2. That the order made on 29 January 2019 that the Commonwealth pay the respondent’s costs of the proceeding, to be taxed in default of agreement, be set aside.
3. That the respondent deliver to the Commonwealth the documents listed in attachment ‘A’ to the summons on originating motion, save that, in relation to dot point 4, the respondent is not required to identify for each Copy the item or items to which it relates.
4. That, with the exception of the documents coming within the description in dot point 4 of attachment ‘A’, the respondent deliver the documents within 28 days from today.
5. That the respondent deliver the documents coming within the description in dot point 4 of attachment ‘A’ within three months of today.
6. That the documents be delivered to the offices of Clayton Utz Lawyers, Level 1, 17-19 Lindsay Street, Darwin.
7. Both parties have liberty to apply.
8. That the respondent pay the Commonwealth’s costs of this appeal, and in the Supreme Court, to be taxed in default of agreement.
We direct that the solicitors for the appellant prepare and file a draft order in the registry for settling.
--------------------
[1] Commonwealth of Australia v Trepang Services Pty Ltd [2019] NTCA 2.
[2] Appeal Book p.311.
[3]See Attachment ‘A’ to the order made by Barr J on 29 March 2019.

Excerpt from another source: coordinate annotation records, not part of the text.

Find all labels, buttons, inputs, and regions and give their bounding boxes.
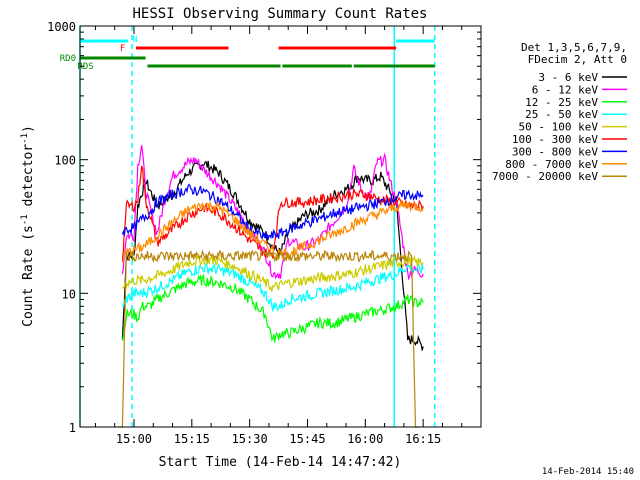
x-tick-label: 16:00: [347, 432, 383, 446]
x-tick-label: 15:30: [232, 432, 268, 446]
series-group: [118, 145, 424, 428]
y-tick-label: 10: [62, 287, 76, 301]
x-tick-label: 15:00: [116, 432, 152, 446]
y-axis-label-main: Count Rate (s: [21, 225, 36, 327]
series-line-5: [121, 165, 424, 262]
x-tick-label: 16:15: [405, 432, 441, 446]
series-line-7: [121, 200, 424, 263]
series-line-3: [121, 262, 424, 312]
marker-label-rd0: RD0: [60, 54, 76, 64]
y-axis-label: Count Rate (s-1 detector-1): [20, 125, 36, 327]
x-axis-label: Start Time (14-Feb-14 14:47:42): [159, 455, 402, 470]
legend-label: 25 - 50 keV: [525, 108, 598, 121]
plot-frame: [79, 25, 482, 428]
legend-header-line: FDecim 2, Att 0: [528, 53, 627, 66]
chart-title: HESSI Observing Summary Count Rates: [132, 6, 427, 22]
legend-label: 7000 - 20000 keV: [492, 170, 598, 183]
timestamp: 14-Feb-2014 15:40: [542, 467, 634, 477]
x-tick-label: 15:15: [174, 432, 210, 446]
legend-header-line: Det 1,3,5,6,7,9,: [521, 41, 627, 54]
legend-label: 6 - 12 keV: [532, 83, 599, 96]
marker-label-n: N: [132, 35, 137, 45]
y-tick-label: 1000: [47, 20, 76, 34]
y-tick-label: 100: [54, 154, 76, 168]
y-axis-label-end: ): [21, 125, 36, 133]
y-axis-label-mid: detector: [21, 144, 36, 215]
marker-label-f: F: [120, 44, 125, 54]
legend: Det 1,3,5,6,7,9,FDecim 2, Att 0 3 - 6 keV…: [492, 41, 627, 183]
legend-label: 100 - 300 keV: [512, 133, 598, 146]
x-axis: 15:00 15:15 15:30 15:45 16:00 16:15: [94, 26, 482, 446]
legend-label: 50 - 100 keV: [519, 121, 599, 134]
legend-label: 12 - 25 keV: [525, 96, 598, 109]
legend-label: 3 - 6 keV: [538, 71, 598, 84]
series-line-1: [121, 145, 424, 281]
series-line-8: [118, 248, 420, 428]
series-line-4: [122, 253, 424, 292]
y-tick-label: 1: [69, 421, 76, 435]
y-axis-label-sup: -1: [20, 214, 30, 225]
marker-label-rds: RDS: [77, 62, 93, 72]
legend-label: 800 - 7000 keV: [505, 158, 598, 171]
y-axis-label-sup2: -1: [20, 133, 30, 144]
y-axis: 1 10 100 1000: [47, 20, 481, 435]
series-line-2: [121, 273, 424, 343]
series-line-6: [121, 183, 424, 241]
legend-label: 300 - 800 keV: [512, 145, 598, 158]
x-tick-label: 15:45: [289, 432, 325, 446]
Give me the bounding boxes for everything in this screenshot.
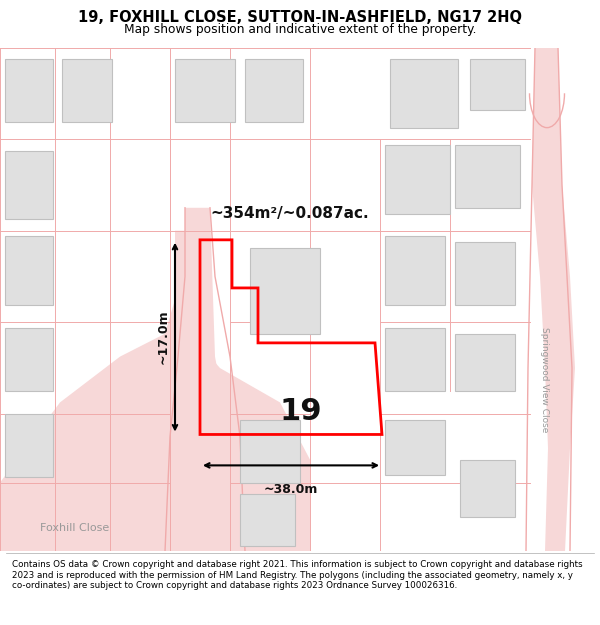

[4] Appeal Book, pp. 92-93.
[5]Consideration of the Commonwealth’s letter dated 18 August 2016 (Appeal Book 95) thus becomes irrelevant. However, for reasons which can be briefly stated, we consider that that letter was not a direction within the meaning of subclause 5.3.4, or a request for delivery up of “all Copies”. The letter put the respondent on notice that the contract would terminate on 30 November 2016, and stated an intention to work collaboratively with the respondent to ensure the return of all Commonwealth Material and the delivery of all Copies, as well as management of the closure and making good of the site.
[6]Respondent's Outline of Supplementary Submissions, 3 May 2019, par 24.
[7]Re Dingian and ors; ex parte Wagner and anor (1995) 183 CLR 323 at 341, per Brennan J.
[8]McDonald v Dennys Lascelles Ltd (1933) 48 CLR 457 at 469-470, 476-467.
[9]Re Dingjan and ors; ex parte Wagner and anor (1995) 183 CLR 323 at 341, footnote 57.
[10] See footnote 5 above.
[11]Respondent's Final Submissions dated 16 May 2019, pars 39 to 41.
[12]Appellant’s Reply Submissions dated 23 May 2019, par 10.
[13]Appeal Book p.244: Defendants Written Submissions, 3 August 2018, par 71.
[14]Appeal Book, p.311.
[15] Commonwealth of Australia v Trepang Services Pty Ltd [2019] NTCA 2 at [17].